Monday, April 11, 2011

The third phase

Knut is dead. Bye bye Knut. We all remember Knut? The white teddy bear in the Berlin Zoo. The white teddy unexpectedly kicked the bucket.
It is strange that Knut remained the little cute white teddy he once was in the public mind despite showing more of the ice monsterly features so common among his kind, according to recent photographic evidence. And now he's dead. Dutch broadsheet De Volkskrant devoted an entire photo special to the event.
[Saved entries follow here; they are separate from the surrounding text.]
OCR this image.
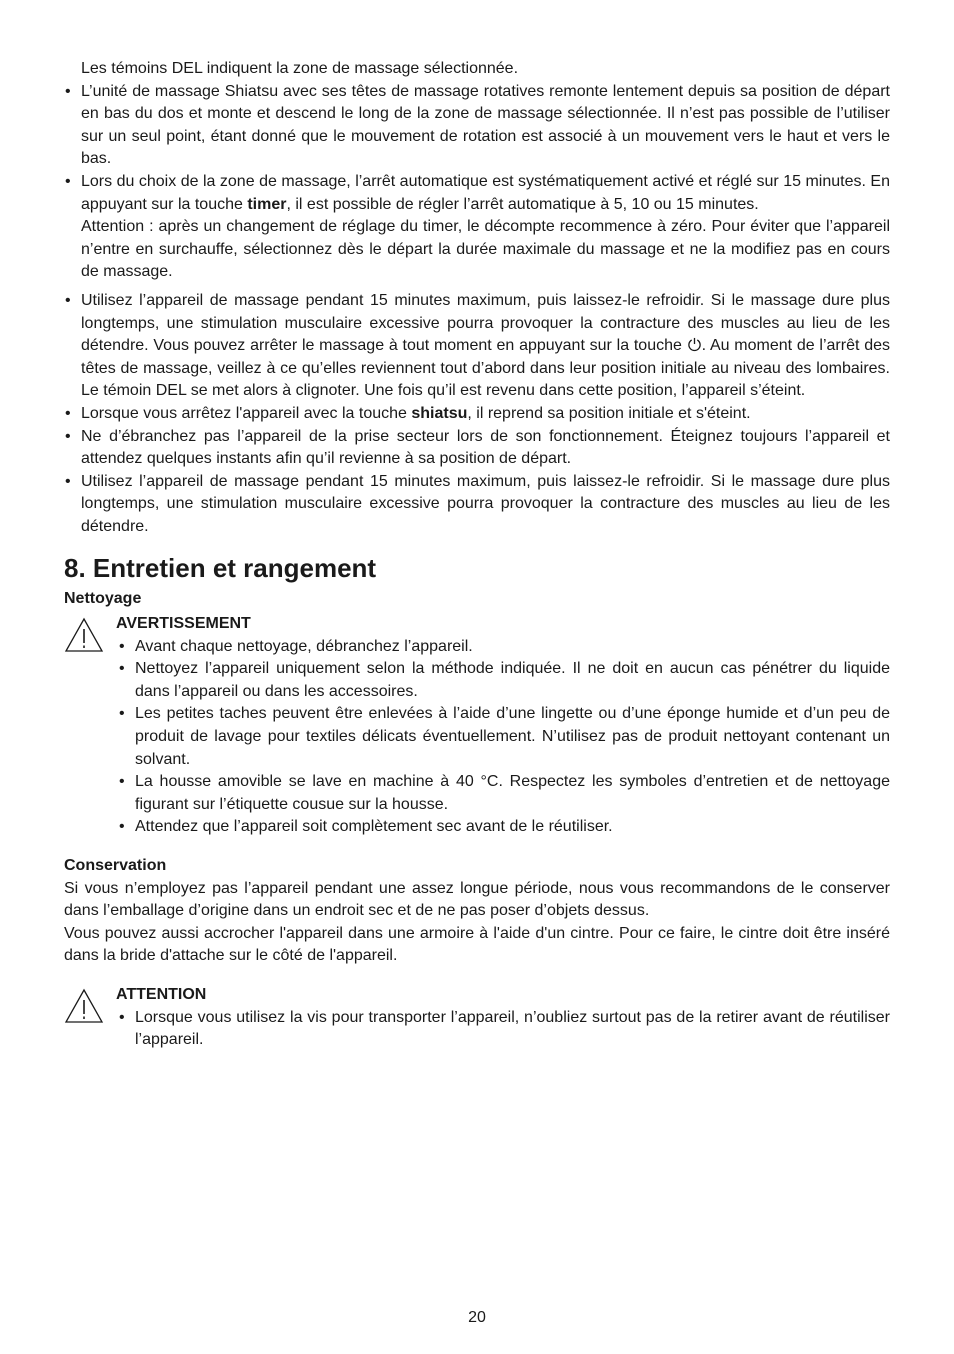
Les témoins DEL indiquent la zone de massage sélectionnée.

• L’unité de massage Shiatsu avec ses têtes de massage rotatives remonte lentement depuis sa position de départ en bas du dos et monte et descend le long de la zone de massage sélectionnée. Il n’est pas possible de l’utiliser sur un seul point, étant donné que le mouvement de rotation est associé à un mouvement vers le haut et vers le bas.
• Lors du choix de la zone de massage, l’arrêt automatique est systématiquement activé et réglé sur 15 minutes. En appuyant sur la touche timer, il est possible de régler l’arrêt automatique à 5, 10 ou 15 minutes.
Attention : après un changement de réglage du timer, le décompte recommence à zéro. Pour éviter que l’appareil n’entre en surchauffe, sélectionnez dès le départ la durée maximale du massage et ne la modifiez pas en cours de massage.
• Utilisez l’appareil de massage pendant 15 minutes maximum, puis laissez-le refroidir. Si le massage dure plus longtemps, une stimulation musculaire excessive pourra provoquer la contracture des muscles au lieu de les détendre. Vous pouvez arrêter le massage à tout moment en appuyant sur la touche . Au moment de l’arrêt des têtes de massage, veillez à ce qu’elles reviennent tout d’abord dans leur position initiale au niveau des lombaires. Le témoin DEL se met alors à clignoter. Une fois qu’il est revenu dans cette position, l’appareil s’éteint.
• Lorsque vous arrêtez l'appareil avec la touche shiatsu, il reprend sa position initiale et s'éteint.
• Ne d’ébranchez pas l’appareil de la prise secteur lors de son fonctionnement. Éteignez toujours l’appareil et attendez quelques instants afin qu’il revienne à sa position de départ.
• Utilisez l’appareil de massage pendant 15 minutes maximum, puis laissez-le refroidir. Si le massage dure plus longtemps, une stimulation musculaire excessive pourra provoquer la contracture des muscles au lieu de les détendre.
8. Entretien et rangement
Nettoyage
AVERTISSEMENT
• Avant chaque nettoyage, débranchez l’appareil.
• Nettoyez l’appareil uniquement selon la méthode indiquée. Il ne doit en aucun cas pénétrer du liquide dans l’appareil ou dans les accessoires.
• Les petites taches peuvent être enlevées à l’aide d’une lingette ou d’une éponge humide et d’un peu de produit de lavage pour textiles délicats éventuellement. N’utilisez pas de produit nettoyant contenant un solvant.
• La housse amovible se lave en machine à 40 °C. Respectez les symboles d’entretien et de nettoyage figurant sur l’étiquette cousue sur la housse.
• Attendez que l’appareil soit complètement sec avant de le réutiliser.
Conservation

Si vous n’employez pas l’appareil pendant une assez longue période, nous vous recommandons de le conserver dans l’emballage d’origine dans un endroit sec et de ne pas poser d’objets dessus.

Vous pouvez aussi accrocher l'appareil dans une armoire à l'aide d'un cintre. Pour ce faire, le cintre doit être inséré dans la bride d'attache sur le côté de l'appareil.

ATTENTION
• Lorsque vous utilisez la vis pour transporter l’appareil, n’oubliez surtout pas de la retirer avant de réutiliser l’appareil.
20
Pictures of mourning people, flowers and teddies in front of Knut's cage.
Flowers for a dead polar bear. We like laying flowers these last years. More and more so, it seems. It only takes someone well-known to die - human or not human - and we don't know how fast to make it to the florist to be able to participate in the public mourning. We started with Lady Di and now we lay flowers for a dead polar bear. The third phase this is.
Yes I know, the third phase is really the other way round if I have understood my sister's explanation on the subject. The third and last phase in human-animal relations is the stage at which the animal is completely at man's service. We do not need the animals anymore and do no longer depend on them. This phase is beautifully illustrated in the inconsiderate killing of thousands of pigs, hundreds of cows or goats and sheep when they are thought a threat to public health. What makes this the third phase is the fact that most of these animals are all healthy. Some of their kind have unfortunately caught a dangerous disease and the mere fact of being a cow, pig or goat as well means you have to die. Regardless if your stable is miles away from the infected farm. You are a potential threat and should therefore die a preemptive death. Who thought of laying flowers at the empty stables then?
No-one. Not even a comforting note to the gate of the farm concerned. Why should we mourn these animals or pay our respect to the devastated farmer? After all, it was 'only' livestock. Doomed for people's plates anyway. Not so Knut. A polar bear dies and it is almost a day of public mourning. And as he was definately not murdered in any way for any reason, we must conclude that Knut was sick. His vet was either too late or powerless to save him. Perhaps this is just as much the third phase as the pre-emptive killing of farm animals. Knut too was completely in our service. Instead we made him a merchandised living teddy. Hardly a polar bear at all, free to roam the ice in search of tasty seals and therefore just as little animal as the ready-to-be-eaten pigs. One a walking ham, the other a public teddy, but neither as they are: animals.